Los 14 capítulos se me hicieron eternos, todo un ejercicio de paciencia para tener los insumos que necesito para escribir este artículo. Pero valió la pena porque pude ver cosas que ni a Ed Wood –considerado el peor director de cine de la historia- se le hubieran ocurrido. Ana Lucía Dominguez se va a casar y la espera en el altar Sebastian Martínez. Ella está tomando fotos de una maratón cualquiera en el Parque Simón Bolívar y está tan distraída que olvida su matrimonio, así que rápido se dispone a ir a la iglesia. En la casa, entre el regaño de su mamá, se desnuda para darle gusto a los voyeristas y se va en un jeep hasta el templo. Allí, mientras camina para unirse con Martínez, le dice a su mamá, angustiada “Mamá, ¿dónde está mi cámara?, No puedo casarme sin mi cámara, no puedo vivir sin ella” Si ella fuera una apasionada y comprometida fotógrafa, de esas que olvidan hasta su vida por hacer su oficio, estaría retratando desplazados en el Cauca o niños muriendo de hambre en la Guajira y no tomando fotos de una maratón cualquiera. La falta de investigación se evidencia de entrada. Es tan tonta esta fotógrafa que en una ciudad tan insegura como Bogotá sale con su cámara de 30 millones de pesos con un lente de cinco millones. No dura dos esquinas sin que aparezca un ladrón para apuñalearla.

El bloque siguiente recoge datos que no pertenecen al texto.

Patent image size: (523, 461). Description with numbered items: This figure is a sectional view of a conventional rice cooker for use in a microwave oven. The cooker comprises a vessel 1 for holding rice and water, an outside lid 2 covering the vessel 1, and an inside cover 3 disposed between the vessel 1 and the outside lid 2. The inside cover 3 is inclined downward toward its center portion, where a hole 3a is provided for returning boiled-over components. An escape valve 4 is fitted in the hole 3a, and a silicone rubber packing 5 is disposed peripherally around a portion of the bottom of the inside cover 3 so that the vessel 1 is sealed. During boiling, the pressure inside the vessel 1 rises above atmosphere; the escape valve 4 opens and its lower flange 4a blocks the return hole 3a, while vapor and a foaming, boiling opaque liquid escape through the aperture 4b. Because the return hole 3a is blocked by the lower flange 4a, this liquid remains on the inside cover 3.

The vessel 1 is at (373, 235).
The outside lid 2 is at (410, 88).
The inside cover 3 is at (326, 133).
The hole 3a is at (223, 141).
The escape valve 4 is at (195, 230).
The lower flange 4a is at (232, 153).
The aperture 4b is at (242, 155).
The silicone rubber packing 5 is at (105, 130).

Además está el tratamiento que se le da a un tema como el tráfico de órganos. En el mundo jamás se ha reportado un caso de secuestro y asesinato de alguien para robarle su corazón. Esto es improbable, una leyenda urbana. El 85% de los órganos que se trafican son los riñones y estos los venden las propias personas que se sacan los riñones y los venden por alguna necesidad. Sin embargo usted puede contar algo tan improbable como que los marcianos hicieron las pirámides de Egipto, pero si tiene un guion sólido toda mentira puede ser creíble. El problema es que Michel Brown es un actor tan inepto que lo vemos, al otro día del cruel asesinato de su esposa –en donde la matan sacándole el corazón- feliz haciendo pizza y chistes y un mes después yendo a un concierto de Vives y conociendo y enamorándose de Ana Lucía Dominguez que tiene en su pecho el corazón de su mujer.
Y las actuaciones, por favor. Sebastián Martínez parece lo que es, un ganador de Protagonistas de Novela que se sobreactúa respirando. Todos pronuncian sus frases divinamente para que el producto se pueda vender bien en el exterior. Las frases de amor, las reflexiones, son de una estupidez tan profunda que hacen ver los textos de superación personal de Walter Riso como sentencias de Emil Cioran.
Pero con eso basta para agarrar pueblo. Somos demasiado infelices, demasiado tontos para exigirle a una serie profundidad, verosimilitud, realidad. Lo que necesitamos es escapar, personajes unidimensionales y diálogos obvios que no nos exijan demasiado esfuerzo. Por eso ya está lista la segunda temporada y se estrenará pronto. Esa va a ser, a corto plazo, la estrategia de Netflix para evitar el colapso final. Hacer perros calientes y evitar los platos debidamente elaborados. La basura se vende bien o sino pregúntenle a J Balvin.